Central limit theorems for random permanents with correlation structure (Q5960454)

Central limit theorems of random \(m\times n\) matrices of i.i.d. columns with a common intercomponent correlation as \(n-m\to\infty\) are derived. Problems of this kind of permanents of one-dimensional projection matrices and some related themes have been studied by many authors, e.g. \textit{G. J. Szekely} [Z. Wahrscheinlichkeitstheorie Verw. Geb. 59, 355-359 (1982; Zbl 0468.60029)], \textit{A. J. van Es} and \textit{R. Helmers} [Probab. Theory Relat. Fields 80, No. 1, 21-35 (1988; Zbl 0638.60028)], \textit{Yu. V. Borovskikh} and \textit{V. S. Korolyuk} [Acta Appl.
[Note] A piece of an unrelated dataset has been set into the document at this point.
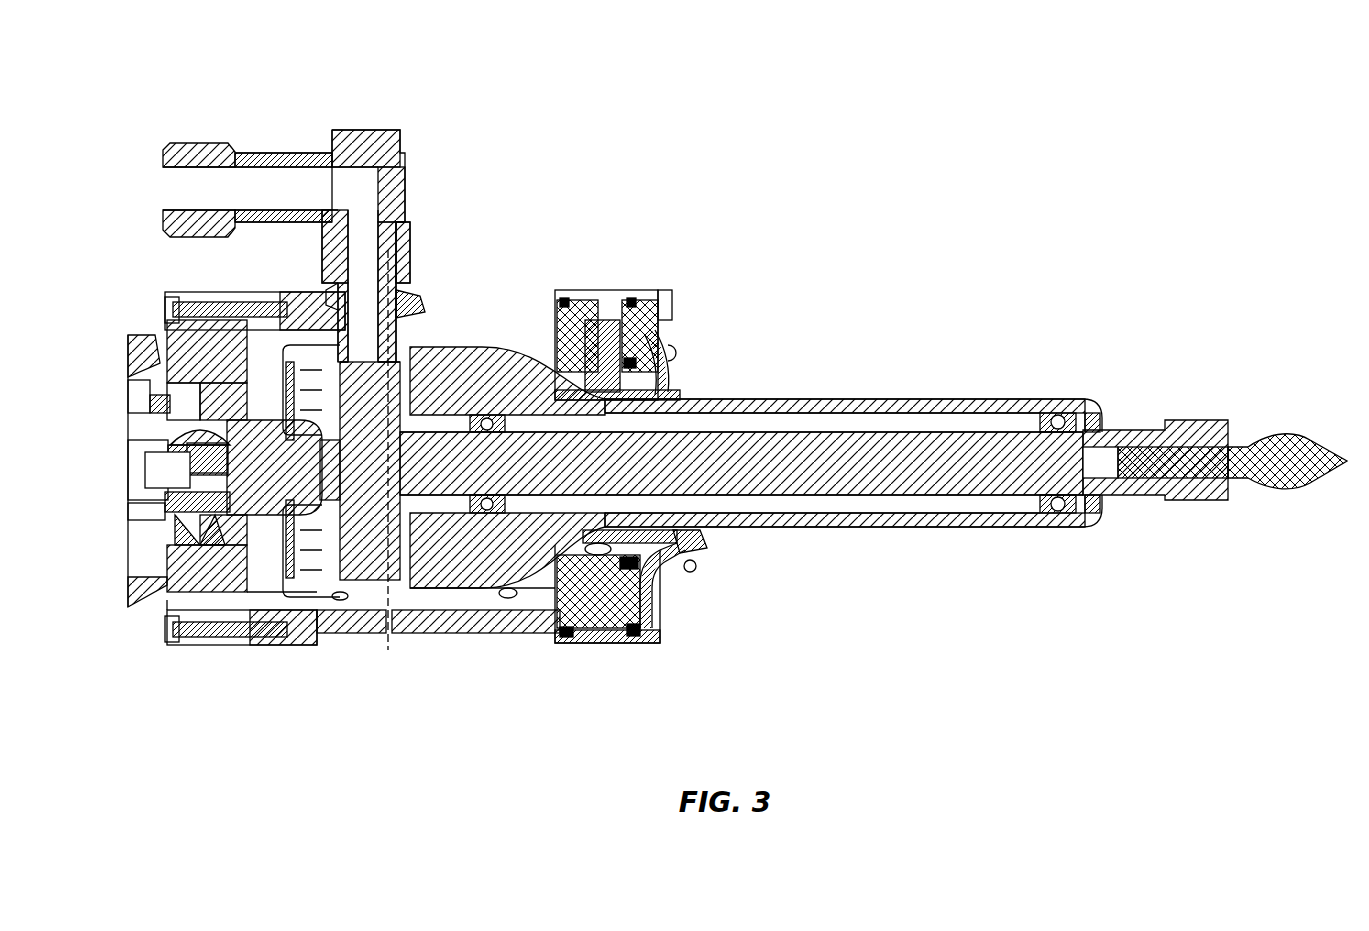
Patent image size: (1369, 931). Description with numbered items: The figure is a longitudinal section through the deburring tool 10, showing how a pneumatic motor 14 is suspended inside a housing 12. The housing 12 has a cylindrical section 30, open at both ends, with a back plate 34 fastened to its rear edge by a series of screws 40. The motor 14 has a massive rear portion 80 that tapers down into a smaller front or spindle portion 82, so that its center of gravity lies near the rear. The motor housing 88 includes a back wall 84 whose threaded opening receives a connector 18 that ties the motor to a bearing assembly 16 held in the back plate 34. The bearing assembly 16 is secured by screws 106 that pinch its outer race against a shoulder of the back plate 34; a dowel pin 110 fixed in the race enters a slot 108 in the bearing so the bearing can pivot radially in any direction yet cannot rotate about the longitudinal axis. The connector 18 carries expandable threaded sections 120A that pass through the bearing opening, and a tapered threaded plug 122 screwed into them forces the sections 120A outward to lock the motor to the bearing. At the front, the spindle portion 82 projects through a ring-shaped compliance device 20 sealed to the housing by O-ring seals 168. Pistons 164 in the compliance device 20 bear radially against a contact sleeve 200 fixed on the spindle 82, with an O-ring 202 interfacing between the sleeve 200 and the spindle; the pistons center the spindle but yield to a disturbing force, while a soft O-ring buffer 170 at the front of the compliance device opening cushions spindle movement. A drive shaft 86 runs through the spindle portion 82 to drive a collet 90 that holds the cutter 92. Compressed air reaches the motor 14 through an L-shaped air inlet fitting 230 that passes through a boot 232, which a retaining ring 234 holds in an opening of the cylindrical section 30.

Math. 36, No. 3, 227-288 (1994; Zbl 0813.60025), in: Probability theory and mathematical statistics, 176-187 (1992) and Ukr. Math. J. 47, No. 7, 1058-1064 (1995); translation from Ukr. Mat. Zh. 47, No. 7, 922-927 (1995; Zbl 0941.60047)], \textit{E. Yu. Kaneva} [ibid. 47, No. 7, 1148-1151 (1995), resp. ibid. 47, No. 7, 1002-1005 (1995; Zbl 0946.60022)], \textit{E. Yu. Kaneva} and \textit{V. S. Korolyuk} [ibid. 48, No. 1, 48-55 (1996), resp. ibid. 48, No. 1, 44-49 (1996; Zbl 0948.60016)] and \textit{G. J. Székely} and \textit{L. Szeidl} [in: Exploring stochastic laws, 443-455 (1995; Zbl 0968.60025)]. The new results are obtained by introducing a Heoffding-like orthogonal decomposition of a random permanent and deriving the variance formulae for a permanent with the homogeneous correlation structure. 13 references are given.